Mientras permanecía tumbada boca arriba mirando los retales de cielo azul que se veían a través del encaje formado por las ramas, Chiara supo que aquel era el lugar donde quería estar.

—Quiero quedarme aquí —le dijo a Giovanni—, no solo por ti, sino también por mis abuelos y por Franco. Y también por mí, supongo. Aquí me siento más cerca de mi madre. Siento como si por fin la conociera.

Aun así, Giovanni le preguntaba cada día:

—¿Estás segura de que quieres estar aquí?

Y cada día ella Je respondía con más convicción:

—Sí, estoy segura.

Ahora, mientras entraba y salía como una flecha de la cocina de Pepina sirviendo platos con verduras de primavera, observó cómo comía Giovanni. Mantenía la cabeza inclinada sobre su plato al tiempo que mojaba un trozo de pan en la sopa, le daba vueltas y lo mordía con regocijo. De repente la sorprendió mirándolo.

—Está deliciosa —le dijo, pescando la concha de una almeja de la sopa y metiéndose la carne y el líquido en la boca con ávido placer—. Todo está delicioso. —El corazón de Chiara sintió en ese momento un profundo amor por él.

La música de la comida se elevaba de la mesa: la percusión de los cubiertos contra los platos, el coro de murmullos elogiosos… Chiara se sentó, cogió su cuchara y miró a su alrededor.

Estaba deseando fotografiar la escena o realizar un dibujo de ella como habría hecho su madre para poder recordar siempre aquel momento: Pepina regañando al glotón de Erminio por robarle comida del plato; Franco y Alex, con las caras sonrosadas, entrechocando sus vasos de vino; Harriet besando la cabecita de su bebé.
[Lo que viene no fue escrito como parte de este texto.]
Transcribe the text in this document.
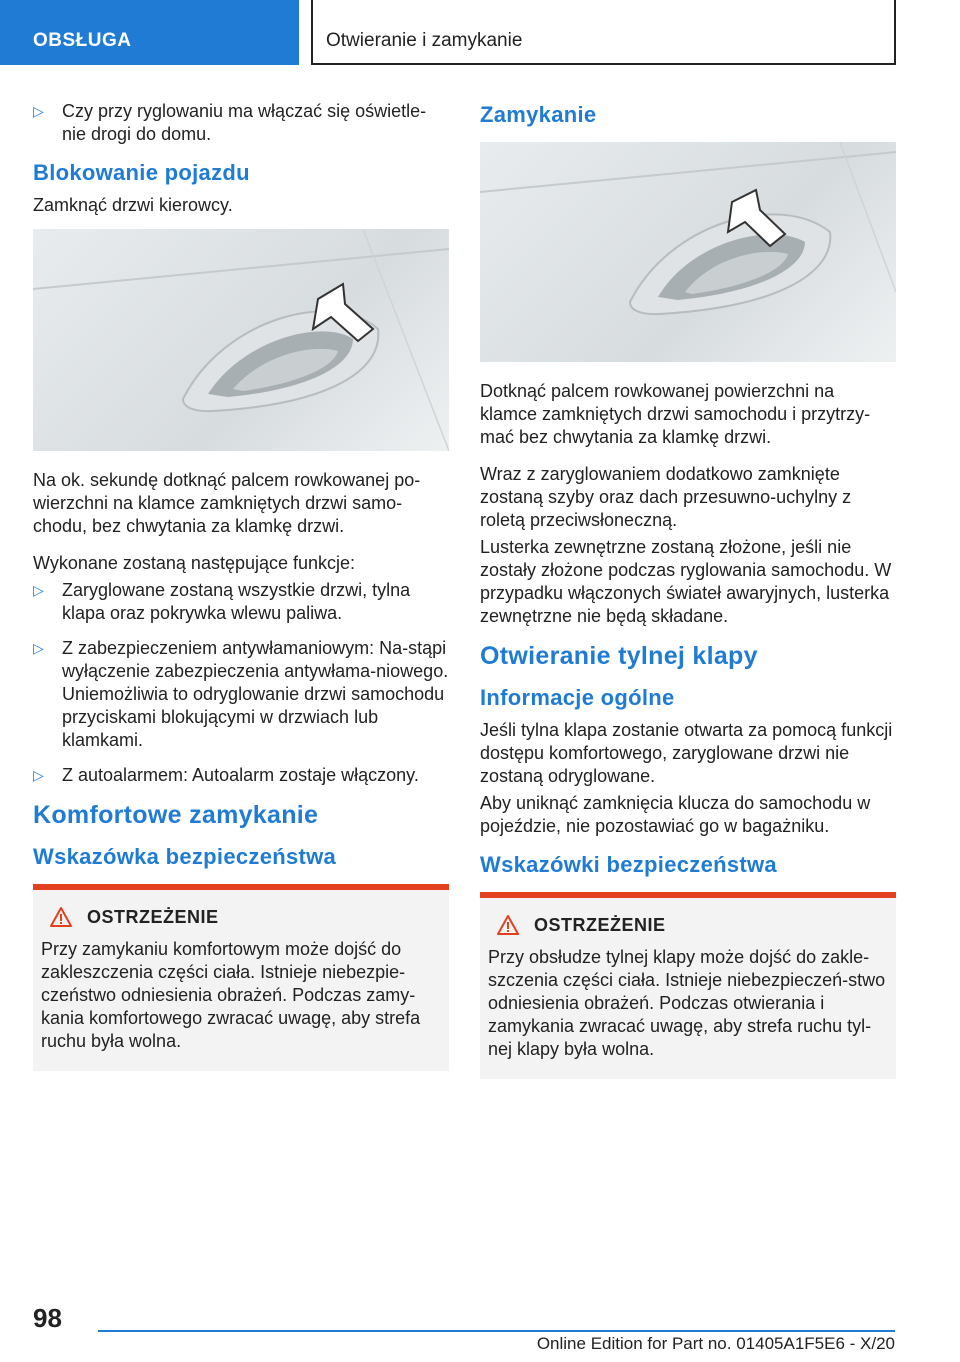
OBSŁUGA	Otwieranie i zamykanie
▷ Czy przy ryglowaniu ma włączać się oświetle-nie drogi do domu.
Blokowanie pojazdu

Zamknąć drzwi kierowcy.

Na ok. sekundę dotknąć palcem rowkowanej po-wierzchni na klamce zamkniętych drzwi samo-chodu, bez chwytania za klamkę drzwi.

Wykonane zostaną następujące funkcje:

▷ Zaryglowane zostaną wszystkie drzwi, tylna klapa oraz pokrywka wlewu paliwa.
▷ Z zabezpieczeniem antywłamaniowym: Na-stąpi wyłączenie zabezpieczenia antywłama-niowego. Uniemożliwia to odryglowanie drzwi samochodu przyciskami blokującymi w drzwiach lub klamkami.
▷ Z autoalarmem: Autoalarm zostaje włączony.
Komfortowe zamykanie
Wskazówka bezpieczeństwa
OSTRZEŻENIE

Przy zamykaniu komfortowym może dojść do zakleszczenia części ciała. Istnieje niebezpie-czeństwo odniesienia obrażeń. Podczas zamy-kania komfortowego zwracać uwagę, aby strefa ruchu była wolna.

Zamykanie

Dotknąć palcem rowkowanej powierzchni na klamce zamkniętych drzwi samochodu i przytrzy-mać bez chwytania za klamkę drzwi.

Wraz z zaryglowaniem dodatkowo zamknięte zostaną szyby oraz dach przesuwno-uchylny z roletą przeciwsłoneczną.

Lusterka zewnętrzne zostaną złożone, jeśli nie zostały złożone podczas ryglowania samochodu. W przypadku włączonych świateł awaryjnych, lusterka zewnętrzne nie będą składane.

Otwieranie tylnej klapy
Informacje ogólne

Jeśli tylna klapa zostanie otwarta za pomocą funkcji dostępu komfortowego, zaryglowane drzwi nie zostaną odryglowane.

Aby uniknąć zamknięcia klucza do samochodu w pojeździe, nie pozostawiać go w bagażniku.

Wskazówki bezpieczeństwa
OSTRZEŻENIE

Przy obsłudze tylnej klapy może dojść do zakle-szczenia części ciała. Istnieje niebezpieczeń-stwo odniesienia obrażeń. Podczas otwierania i zamykania zwracać uwagę, aby strefa ruchu tyl-nej klapy była wolna.

98
Online Edition for Part no. 01405A1F5E6 - X/20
Paolo y Rosaria estaban sentados al final de la mesa, luciendo sus mejores caras. Cuando creían que nadie se fijaba en ellos, discutían en voz baja. Finalmente Chiara veía a su tía y a su primo a través de los ojos de Giovanni y los conocía tal como eran: codiciosos, egoístas, indignos de confianza. Sin embargo, seguían siendo miembros de su familia y ella era lo bastante compasiva para pensar que merecían un sitio en la mesa entre los demás.
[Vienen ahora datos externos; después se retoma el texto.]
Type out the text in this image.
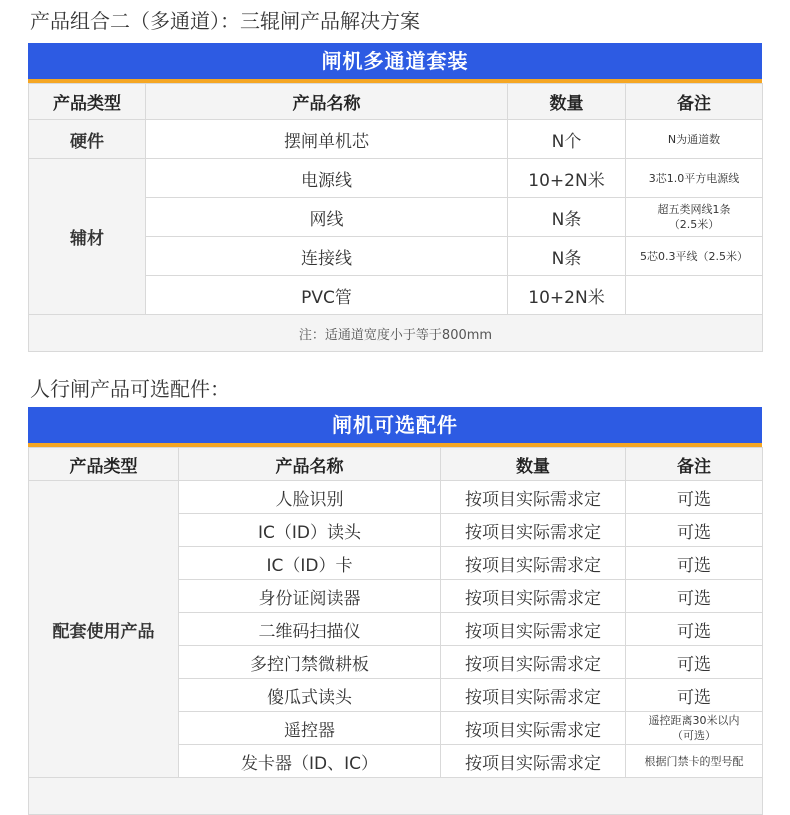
产品组合二（多通道）：三辊闸产品解决方案
闸机多通道套装
产品类型	产品名称	数量	备注
硬件	摆闸单机芯	N个	N为通道数
辅材	电源线	10+2N米	3芯1.0平方电源线
	网线	N条	超五类网线1条
（2.5米）

	连接线	N条	5芯0.3平线（2.5米）
	PVC管	10+2N米	
注：适通道宽度小于等于800mm			
人行闸产品可选配件：
闸机可选配件
产品类型	产品名称	数量	备注
配套使用产品	人脸识别	按项目实际需求定	可选
	IC（ID）读头	按项目实际需求定	可选
	IC（ID）卡	按项目实际需求定	可选
	身份证阅读器	按项目实际需求定	可选
	二维码扫描仪	按项目实际需求定	可选
	多控门禁微耕板	按项目实际需求定	可选
	傻瓜式读头	按项目实际需求定	可选
	遥控器	按项目实际需求定	遥控距离30米以内
（可选）

	发卡器（ID、IC）	按项目实际需求定	根据门禁卡的型号配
Chiara recorrió la escena con la mirada una vez más mientras se llevaba la cuchara a la boca.

—Toda mi felicidad está aquí —se sorprendió diciendo en voz alta.

Giovanni la miró, arqueó una ceja y sonrió.

—Pues sí —dijo ella, indignada, mientras él le revolvía el pelo con la mano cariñosamente—, y no veo que haya nada malo en ello.

Vio que a lo lejos se agrupaban unas nubes de tormenta y se oyó el débil ruido de un trueno, pero encima de ellos el cielo seguía luciendo azul y despejado. Cuando la tormenta llegara se pondría oscuro, pero para entonces ella y Giovanni estarían a salvo en su casita de alquiler, haciendo entrar en calor sus cuerpos en la cama, mientras escuchaban el ritmo tamborileante de la lluvia torrencial que limpiaba las tejas de terracota del techo.